Well, you've got the cash injection, which is the GBP 7 million to GBP 9 million a month because that's the money that we would need to support the monthly burn costs.

Andreas de Groot van Embden

analyst
#23

So that goes down from the GBP 75 million cash on the group balance sheet?

James Quin

executive
#24

Yes. So that's -- exactly. So that's -- we have the cash there to fund all of that already. And then as -- when we get back to probably about 2 months before resuming trading in cruise, you should then start to see the net customer receipts turning positive. And at that point, we actually get cash coming back the other way.

Operator

operator
#25

There are no further questions registered, so I'll hand the call back to yourself, Euan.

Euan Sutherland

executive
#26

Thank you.
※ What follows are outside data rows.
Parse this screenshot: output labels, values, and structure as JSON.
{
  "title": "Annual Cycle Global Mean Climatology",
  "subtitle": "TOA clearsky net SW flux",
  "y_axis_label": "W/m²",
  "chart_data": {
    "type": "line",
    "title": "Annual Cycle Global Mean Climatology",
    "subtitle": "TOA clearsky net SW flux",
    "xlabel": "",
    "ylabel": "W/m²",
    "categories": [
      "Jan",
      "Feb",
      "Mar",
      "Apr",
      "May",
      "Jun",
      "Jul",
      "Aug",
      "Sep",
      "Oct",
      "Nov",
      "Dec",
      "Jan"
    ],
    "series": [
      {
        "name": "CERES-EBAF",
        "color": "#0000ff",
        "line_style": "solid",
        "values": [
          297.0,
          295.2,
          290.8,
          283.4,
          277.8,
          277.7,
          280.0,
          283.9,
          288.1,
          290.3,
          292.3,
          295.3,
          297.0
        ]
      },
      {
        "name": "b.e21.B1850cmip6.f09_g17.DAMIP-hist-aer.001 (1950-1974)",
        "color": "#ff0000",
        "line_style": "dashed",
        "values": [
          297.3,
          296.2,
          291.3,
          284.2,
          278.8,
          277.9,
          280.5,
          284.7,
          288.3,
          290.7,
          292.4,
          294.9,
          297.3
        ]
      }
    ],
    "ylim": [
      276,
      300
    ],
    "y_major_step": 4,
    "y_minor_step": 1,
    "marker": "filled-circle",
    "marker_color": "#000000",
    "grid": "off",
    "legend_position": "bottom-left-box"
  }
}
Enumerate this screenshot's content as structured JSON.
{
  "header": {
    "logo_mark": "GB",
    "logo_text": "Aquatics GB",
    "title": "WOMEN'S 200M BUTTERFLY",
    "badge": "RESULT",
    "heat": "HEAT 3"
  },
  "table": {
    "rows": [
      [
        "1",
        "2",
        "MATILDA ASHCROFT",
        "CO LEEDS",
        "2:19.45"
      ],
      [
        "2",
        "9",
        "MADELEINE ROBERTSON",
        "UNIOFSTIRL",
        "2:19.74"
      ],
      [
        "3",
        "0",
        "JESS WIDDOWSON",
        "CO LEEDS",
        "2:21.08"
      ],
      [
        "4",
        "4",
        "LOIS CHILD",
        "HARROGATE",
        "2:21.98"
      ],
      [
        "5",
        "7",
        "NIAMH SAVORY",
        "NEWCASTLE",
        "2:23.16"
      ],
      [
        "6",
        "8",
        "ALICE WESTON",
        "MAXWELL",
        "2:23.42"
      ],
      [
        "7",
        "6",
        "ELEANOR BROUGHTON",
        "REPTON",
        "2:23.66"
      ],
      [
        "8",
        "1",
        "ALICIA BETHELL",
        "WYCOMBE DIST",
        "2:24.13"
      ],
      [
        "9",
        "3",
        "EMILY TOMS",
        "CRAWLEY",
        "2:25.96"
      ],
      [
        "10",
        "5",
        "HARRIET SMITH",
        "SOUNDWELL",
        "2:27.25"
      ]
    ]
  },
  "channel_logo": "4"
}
And thank you, everybody, for joining the call. We are happy to take any further follow-up calls or answer any more details if you have them during the day, just give us a call, and we'd be happy to take your call. But thank you for joining the conference call this morning. Thank you.

James Quin

executive
#27

Thank you.

Operator

operator
#28

Ladies and gentlemen, this concludes today's conference call. Thank you for joining. You may now disconnect your lines.